Likewise, in the production process, an RFID reader placed in a tire manufacturing machine, set up to produce a specific type of tire, can also prevent problems before they occur since RFID chips are also embedded into the parts and tools. “The machine will recognize if the correct tools are loaded to build the tire to specifications, and if there is no match, then the machine does not start,” says Uijlenbroek.
“In mold management, all segments, bead rings, container and molds can be fitted with an integrated RFID tag protected by the component itself. Using RFID, a parent-child relationship is created between the mold, bead rings and segments. The parent-child relation makes it easy to count the sequence of the segments within the mold.”
Further, RFID serves a support function when it comes down to the material flow within the tire building facilities. According to Rubbernews.com, placing an RFID tag on a carrier, such as a trolley, matches material with a specific carrier. Therefore, material flows will be transparent and can be recognized by the machines and easily located within the factory.
Uijlenbroek explains that the use of vulcanizable RFID tags on each tire controls the complete lifecycle of the tire from the building machine to vulcanization; to the end-user and right through to the scrapping of the used tire. RFID also can be used to support material flow within the factory.

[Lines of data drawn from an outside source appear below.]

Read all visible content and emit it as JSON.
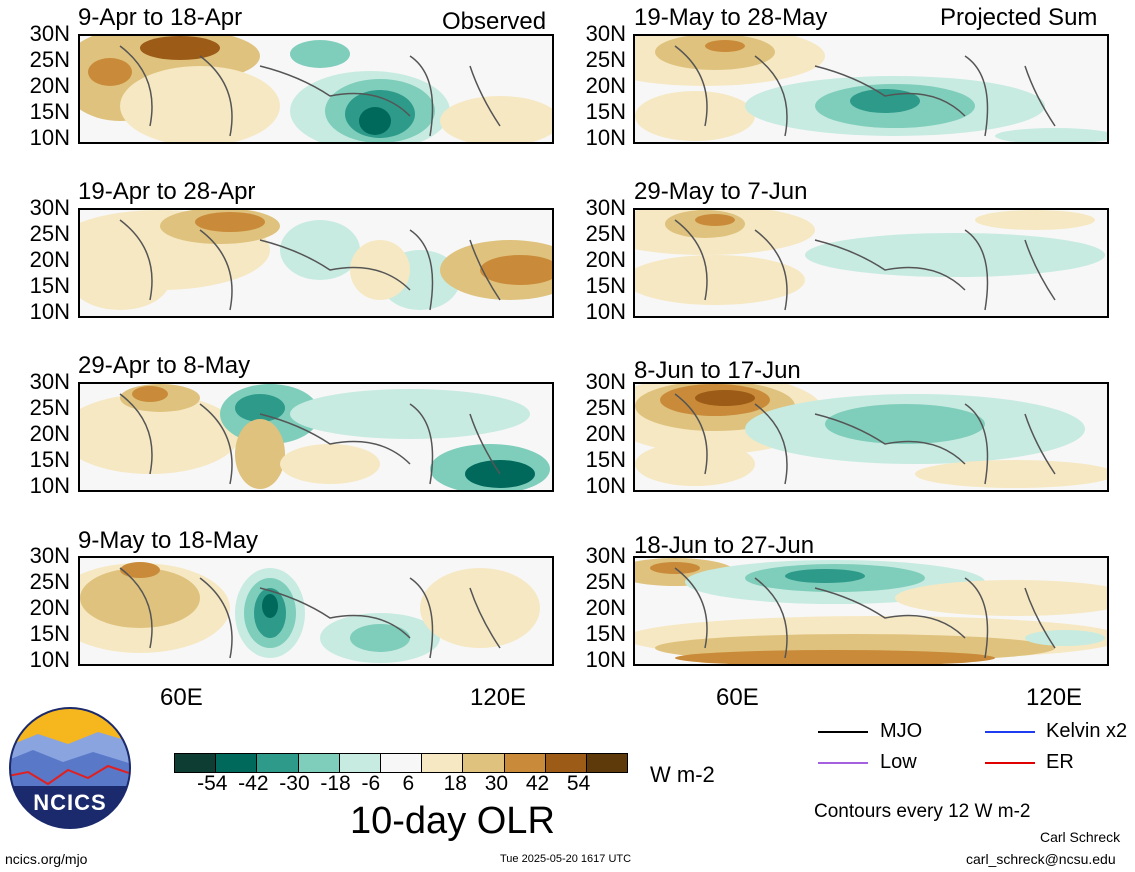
{
  "panels": [
    {
      "title": "9-Apr to 18-Apr",
      "tag": "Observed"
    },
    {
      "title": "19-Apr to 28-Apr",
      "tag": ""
    },
    {
      "title": "29-Apr to 8-May",
      "tag": ""
    },
    {
      "title": "9-May to 18-May",
      "tag": ""
    },
    {
      "title": "19-May to 28-May",
      "tag": "Projected Sum"
    },
    {
      "title": "29-May to 7-Jun",
      "tag": ""
    },
    {
      "title": "8-Jun to 17-Jun",
      "tag": ""
    },
    {
      "title": "18-Jun to 27-Jun",
      "tag": ""
    }
  ],
  "lat_labels": [
    "30N",
    "25N",
    "20N",
    "15N",
    "10N"
  ],
  "lon_labels": [
    "60E",
    "120E"
  ],
  "colorbar": {
    "colors": [
      "#0d3d33",
      "#00695c",
      "#2e9a8a",
      "#7fcdbb",
      "#c7ebe1",
      "#f7f7f7",
      "#f6e8c3",
      "#dfc27d",
      "#c98b39",
      "#9c5b16",
      "#5e3a0b"
    ],
    "ticks": [
      "-54",
      "-42",
      "-30",
      "-18",
      "-6",
      "6",
      "18",
      "30",
      "42",
      "54"
    ],
    "unit": "W m-2",
    "title": "10-day OLR"
  },
  "legend": {
    "mjo": "MJO",
    "kelvin": "Kelvin x2",
    "low": "Low",
    "er": "ER",
    "colors": {
      "mjo": "#000000",
      "kelvin": "#1f3df0",
      "low": "#a560e0",
      "er": "#e00000"
    }
  },
  "contour_note": "Contours every 12 W m-2",
  "logo_text": "NCICS",
  "footer": {
    "url": "ncics.org/mjo",
    "timestamp": "Tue 2025-05-20 1617 UTC",
    "author": "Carl Schreck",
    "email": "carl_schreck@ncsu.edu"
  }
}
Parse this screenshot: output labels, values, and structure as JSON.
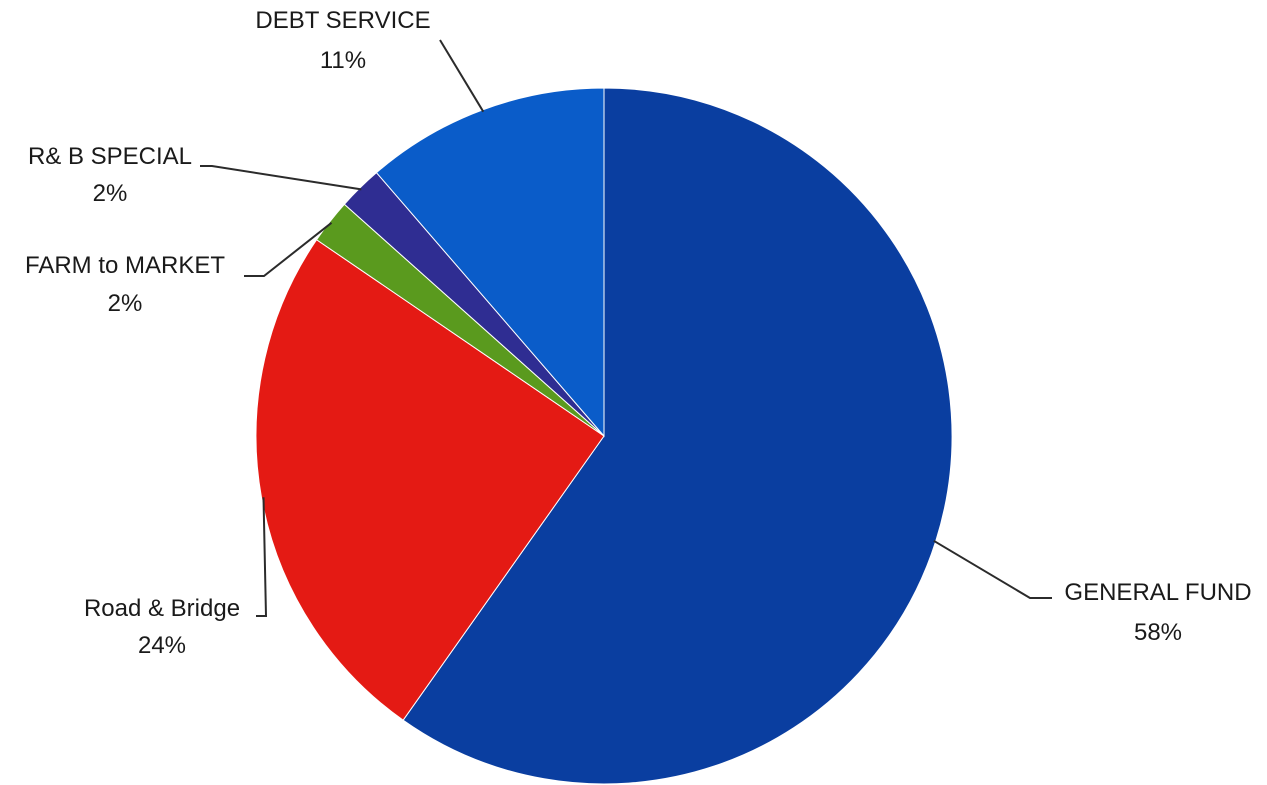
{
  "chart_data": {
    "type": "pie",
    "start_angle_deg": 0,
    "direction": "clockwise",
    "slices": [
      {
        "name": "GENERAL FUND",
        "label": "GENERAL FUND",
        "value": 58,
        "value_label": "58%",
        "color": "#0a3ea0"
      },
      {
        "name": "Road & Bridge",
        "label": "Road & Bridge",
        "value": 24,
        "value_label": "24%",
        "color": "#e41a14"
      },
      {
        "name": "FARM to MARKET",
        "label": "FARM to MARKET",
        "value": 2,
        "value_label": "2%",
        "color": "#5a9a1e"
      },
      {
        "name": "R& B SPECIAL",
        "label": "R& B SPECIAL",
        "value": 2,
        "value_label": "2%",
        "color": "#2f2d92"
      },
      {
        "name": "DEBT SERVICE",
        "label": "DEBT SERVICE",
        "value": 11,
        "value_label": "11%",
        "color": "#0a5cc9"
      }
    ],
    "legend": "none"
  }
}
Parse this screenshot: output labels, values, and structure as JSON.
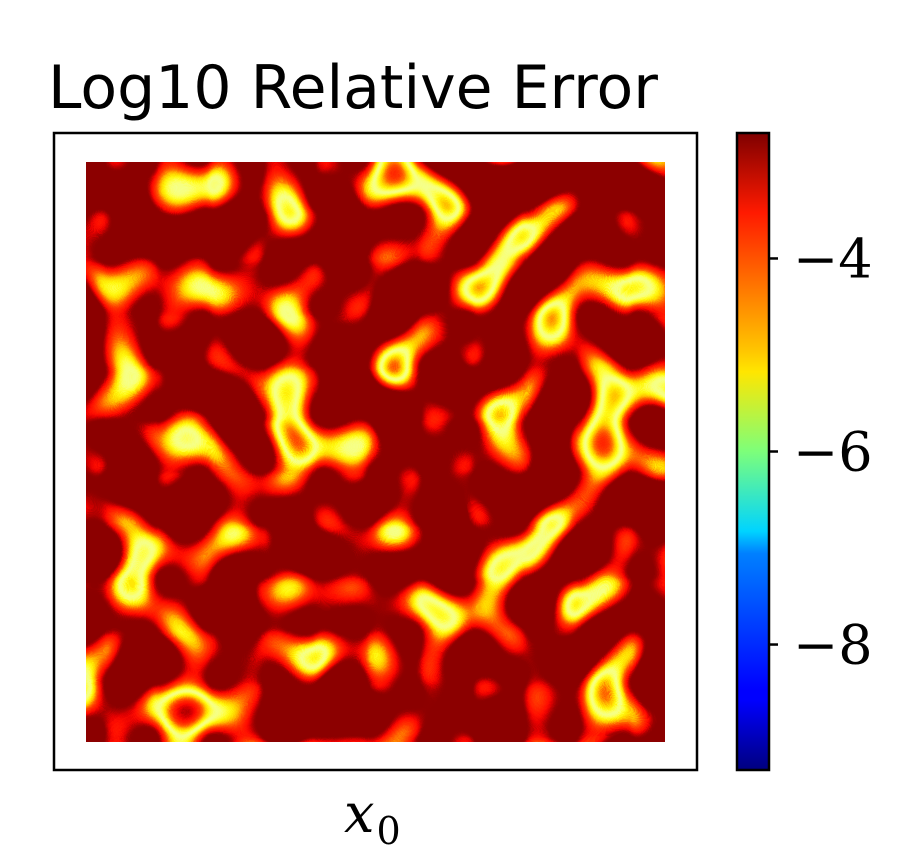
{
  "chart_data": {
    "type": "heatmap",
    "title": "Log10 Relative Error",
    "xlabel": "x",
    "xlabel_sub": "0",
    "ylabel": "",
    "grid": false,
    "colormap": "jet",
    "colorbar": {
      "range": [
        -9.3,
        -2.7
      ],
      "ticks": [
        -4,
        -6,
        -8
      ],
      "tick_labels": [
        "−4",
        "−6",
        "−8"
      ]
    },
    "field": {
      "description_free": true,
      "typical_value": -3.0,
      "min_visible_value": -5.5
    }
  }
}
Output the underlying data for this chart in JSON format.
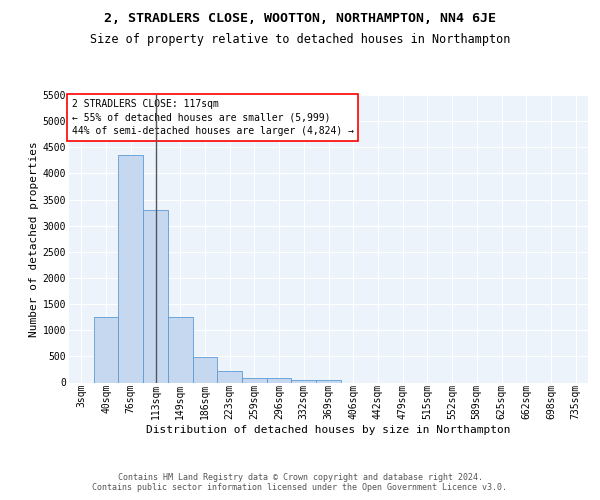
{
  "title": "2, STRADLERS CLOSE, WOOTTON, NORTHAMPTON, NN4 6JE",
  "subtitle": "Size of property relative to detached houses in Northampton",
  "xlabel": "Distribution of detached houses by size in Northampton",
  "ylabel": "Number of detached properties",
  "categories": [
    "3sqm",
    "40sqm",
    "76sqm",
    "113sqm",
    "149sqm",
    "186sqm",
    "223sqm",
    "259sqm",
    "296sqm",
    "332sqm",
    "369sqm",
    "406sqm",
    "442sqm",
    "479sqm",
    "515sqm",
    "552sqm",
    "589sqm",
    "625sqm",
    "662sqm",
    "698sqm",
    "735sqm"
  ],
  "values": [
    0,
    1250,
    4350,
    3300,
    1250,
    480,
    220,
    90,
    80,
    55,
    50,
    0,
    0,
    0,
    0,
    0,
    0,
    0,
    0,
    0,
    0
  ],
  "bar_color": "#c5d8f0",
  "bar_edge_color": "#5b9bd5",
  "vline_x": 3,
  "vline_color": "#555555",
  "annotation_line1": "2 STRADLERS CLOSE: 117sqm",
  "annotation_line2": "← 55% of detached houses are smaller (5,999)",
  "annotation_line3": "44% of semi-detached houses are larger (4,824) →",
  "annotation_box_facecolor": "white",
  "annotation_box_edgecolor": "red",
  "ylim": [
    0,
    5500
  ],
  "yticks": [
    0,
    500,
    1000,
    1500,
    2000,
    2500,
    3000,
    3500,
    4000,
    4500,
    5000,
    5500
  ],
  "footer_line1": "Contains HM Land Registry data © Crown copyright and database right 2024.",
  "footer_line2": "Contains public sector information licensed under the Open Government Licence v3.0.",
  "background_color": "#edf3fb",
  "grid_color": "white",
  "title_fontsize": 9.5,
  "subtitle_fontsize": 8.5,
  "ylabel_fontsize": 8,
  "xlabel_fontsize": 8,
  "tick_fontsize": 7,
  "annotation_fontsize": 7,
  "footer_fontsize": 6
}
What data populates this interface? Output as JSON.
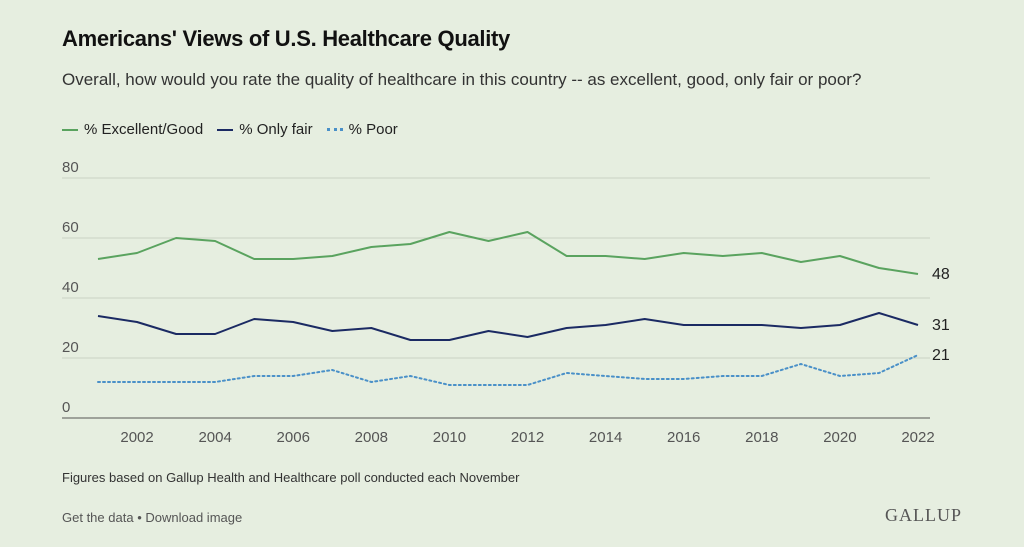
{
  "title": "Americans' Views of U.S. Healthcare Quality",
  "subtitle": "Overall, how would you rate the quality of healthcare in this country -- as excellent, good, only fair or poor?",
  "footnote": "Figures based on Gallup Health and Healthcare poll conducted each November",
  "links": {
    "get_data": "Get the data",
    "separator": "•",
    "download": "Download image"
  },
  "brand": "GALLUP",
  "colors": {
    "excellent": "#5aa35f",
    "fair": "#1b2a63",
    "poor": "#4a90c8",
    "grid": "#c9d3c3",
    "axis": "#333333"
  },
  "chart_data": {
    "type": "line",
    "x": [
      2001,
      2002,
      2003,
      2004,
      2005,
      2006,
      2007,
      2008,
      2009,
      2010,
      2011,
      2012,
      2013,
      2014,
      2015,
      2016,
      2017,
      2018,
      2019,
      2020,
      2021,
      2022
    ],
    "xticks": [
      "2002",
      "2004",
      "2006",
      "2008",
      "2010",
      "2012",
      "2014",
      "2016",
      "2018",
      "2020",
      "2022"
    ],
    "yticks": [
      "0",
      "20",
      "40",
      "60",
      "80"
    ],
    "ylim": [
      0,
      80
    ],
    "grid": true,
    "legend_position": "top-left",
    "series": [
      {
        "name": "% Excellent/Good",
        "key": "excellent",
        "style": "solid",
        "values": [
          53,
          55,
          60,
          59,
          53,
          53,
          54,
          57,
          58,
          62,
          59,
          62,
          54,
          54,
          53,
          55,
          54,
          55,
          52,
          54,
          50,
          48
        ],
        "end_label": "48"
      },
      {
        "name": "% Only fair",
        "key": "fair",
        "style": "solid",
        "values": [
          34,
          32,
          28,
          28,
          33,
          32,
          29,
          30,
          26,
          26,
          29,
          27,
          30,
          31,
          33,
          31,
          31,
          31,
          30,
          31,
          35,
          31
        ],
        "end_label": "31"
      },
      {
        "name": "% Poor",
        "key": "poor",
        "style": "dotted",
        "values": [
          12,
          12,
          12,
          12,
          14,
          14,
          16,
          12,
          14,
          11,
          11,
          11,
          15,
          14,
          13,
          13,
          14,
          14,
          18,
          14,
          15,
          21
        ],
        "end_label": "21"
      }
    ]
  }
}
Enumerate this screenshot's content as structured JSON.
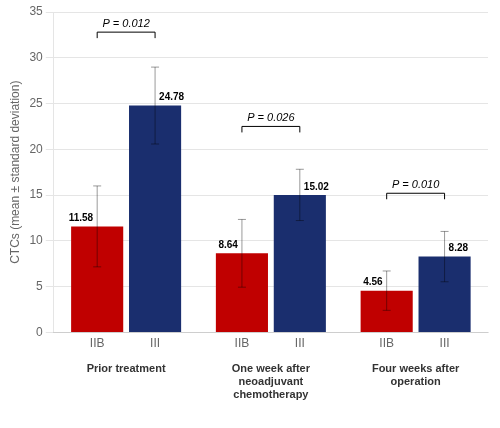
{
  "chart_data": {
    "type": "bar",
    "categories": [
      "Prior treatment",
      "One week after\nneoadjuvant\nchemotherapy",
      "Four weeks after\noperation"
    ],
    "series": [
      {
        "name": "IIB",
        "color": "#c00000",
        "values": [
          11.58,
          8.64,
          4.56
        ],
        "errors": [
          4.42,
          3.7,
          2.15
        ]
      },
      {
        "name": "III",
        "color": "#1a2e6e",
        "values": [
          24.78,
          15.02,
          8.28
        ],
        "errors": [
          4.2,
          2.8,
          2.75
        ]
      }
    ],
    "ylabel": "CTCs (mean ± standard deviation)",
    "ylim": [
      0,
      35
    ],
    "yticks": [
      0,
      5,
      10,
      15,
      20,
      25,
      30,
      35
    ],
    "grid": true,
    "data_labels": true,
    "annotations": [
      {
        "text": "P = 0.012",
        "y": 32.8
      },
      {
        "text": "P = 0.026",
        "y": 22.5
      },
      {
        "text": "P = 0.010",
        "y": 15.2
      }
    ]
  }
}
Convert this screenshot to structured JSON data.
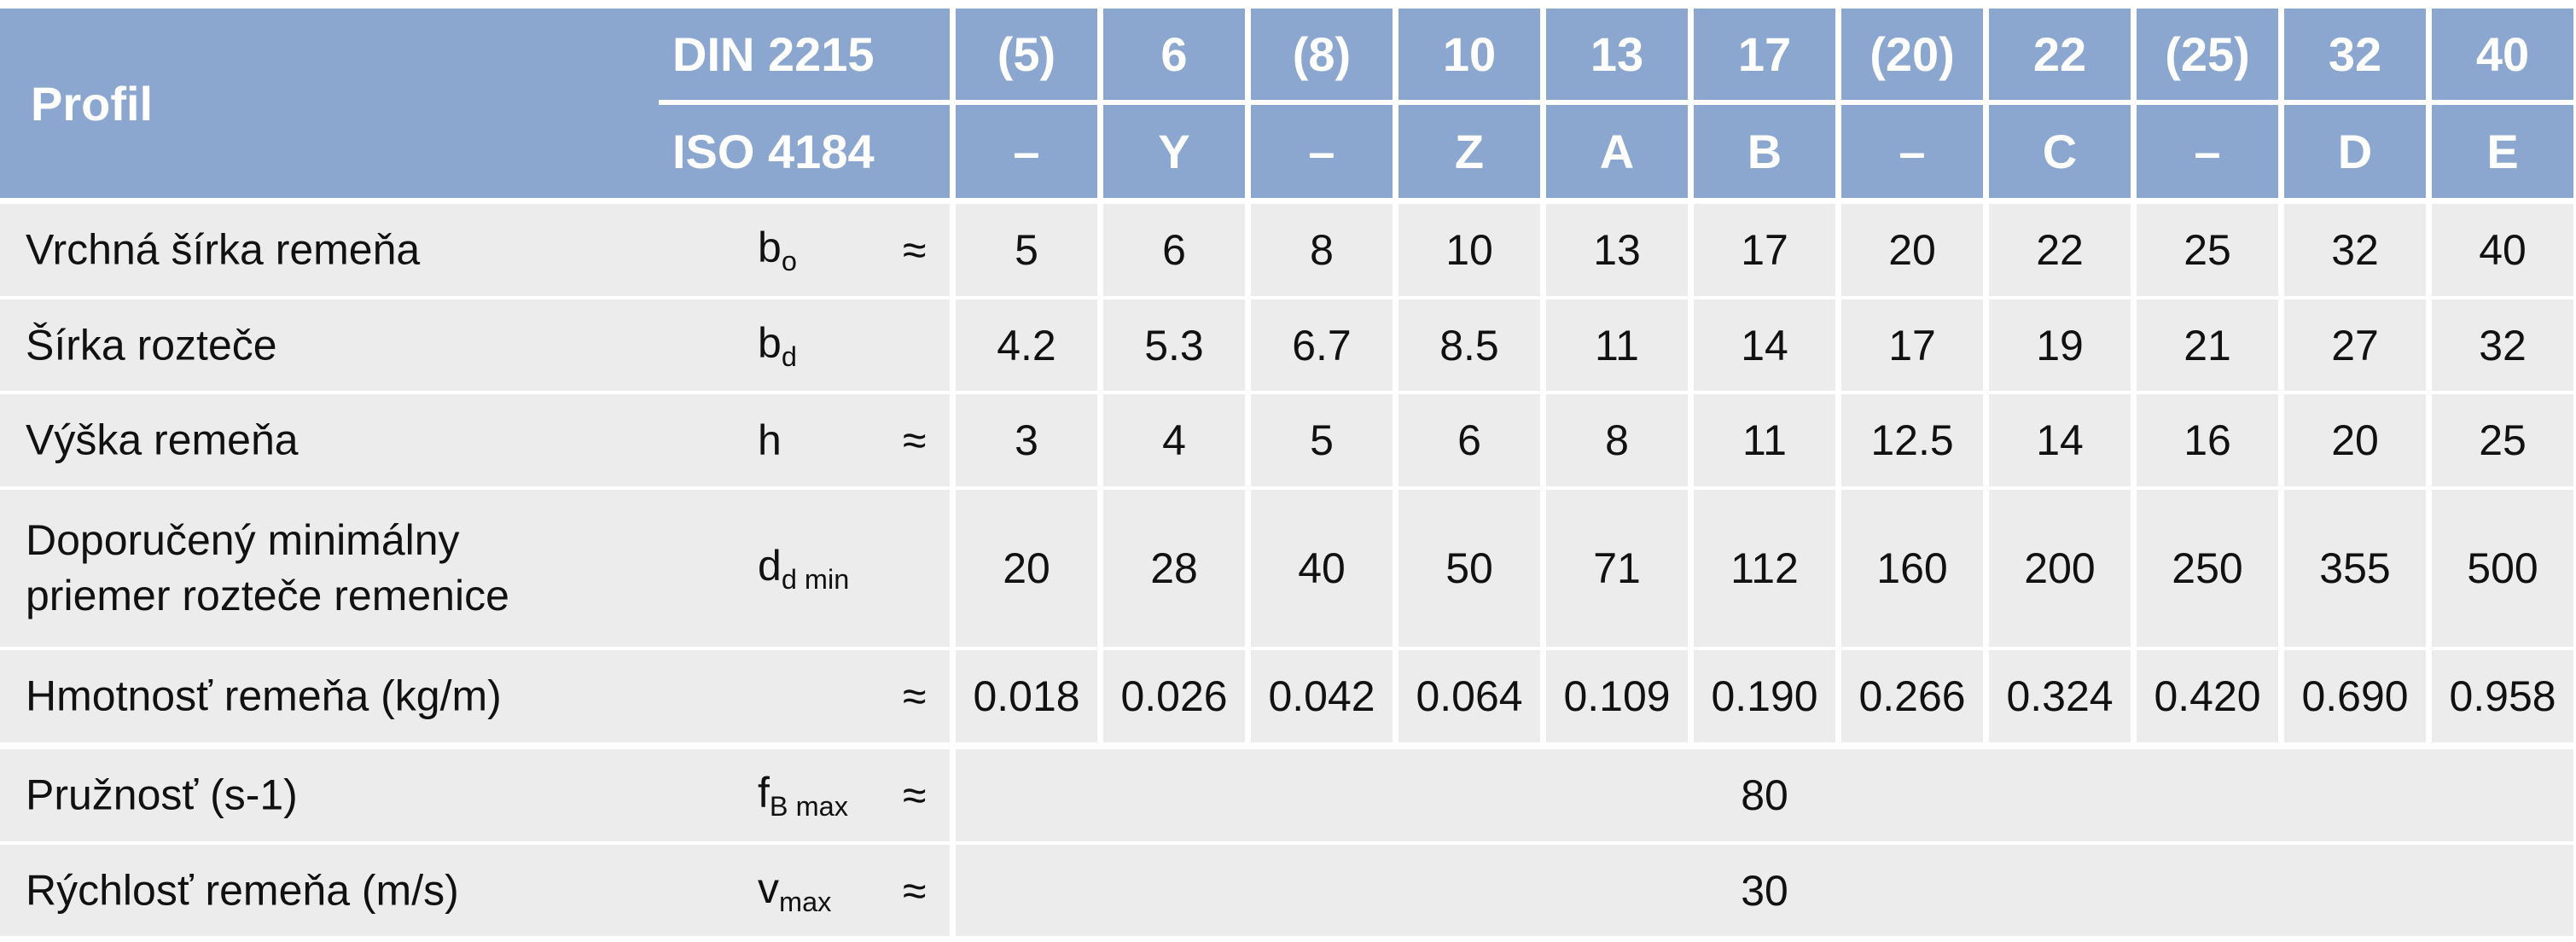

“The use of vulcanizable RFID tags on each tire controls the complete lifecycle of the tire from building machine, vulcanization, coupling with the end-user and finally through to the scrapping of the used tire,” says Uijlenbroek.
Another benefit is that customized RFID aftermarket labels have been developed to serve further purposes, such as supporting fleet management, setting up anti-theft solutions and to develop pay-per-mile, pay-per-use or other new commercial business models. Uijlenbroek adds, “By creating a slot in a new or existing tire, even small tire companies, such as retreaders and repair shops, can offer local fleets new business models.”
Towards universal RFID
Such benefits in the manufacturing and logistics processes are of course of great value for an industry that has remained somewhat conservative, particularly regarding the use of data.
However, Uijlenbroek says that Industry 4.0, new business models, end-user data and a need for full transparency are among the triggers for taking a big leap forward, embracing new technology and developing an RFID strategy.
“As the original equipment market demands full transparency in production logistics and overall product quality, test reports and good tires at a low price are no longer enough.”
At present, for Michelin’s Industrial Standards and Government Regulations expert Pierre Loiret, the starting point to implement RFID in the whole industry is by guaranteeing the traceability of each tire with a unique identifier readable by all stakeholders.
“The key to get access to tire information is the use of an ISO-standardized Unique Item Identifier (UII), through which all the data can be accessed across the world.”
Loiret also sits on the ISO TC31 WG 10 working group, which is developing the universal ISO standard for RFID tire tags, due by the end of 2019. He adds “Some 60 experts from Austria, Belgium, China, Finland, France, Germany, Italy, Japan, Netherlands, South Korea, Thailand, the United Kingdom and the US are providing input to the working group.”
The benefits of RFID to the tire industry are clear. Right from the very beginning of the production process through to the end of each tire’s life, improved data should allow for much better traceability, few errors and better efficiency throughout. However, some obstacles remain, including the arrival of a universal ISO standard, but once in place, the industry looks set to roll on into its new, data-driven era.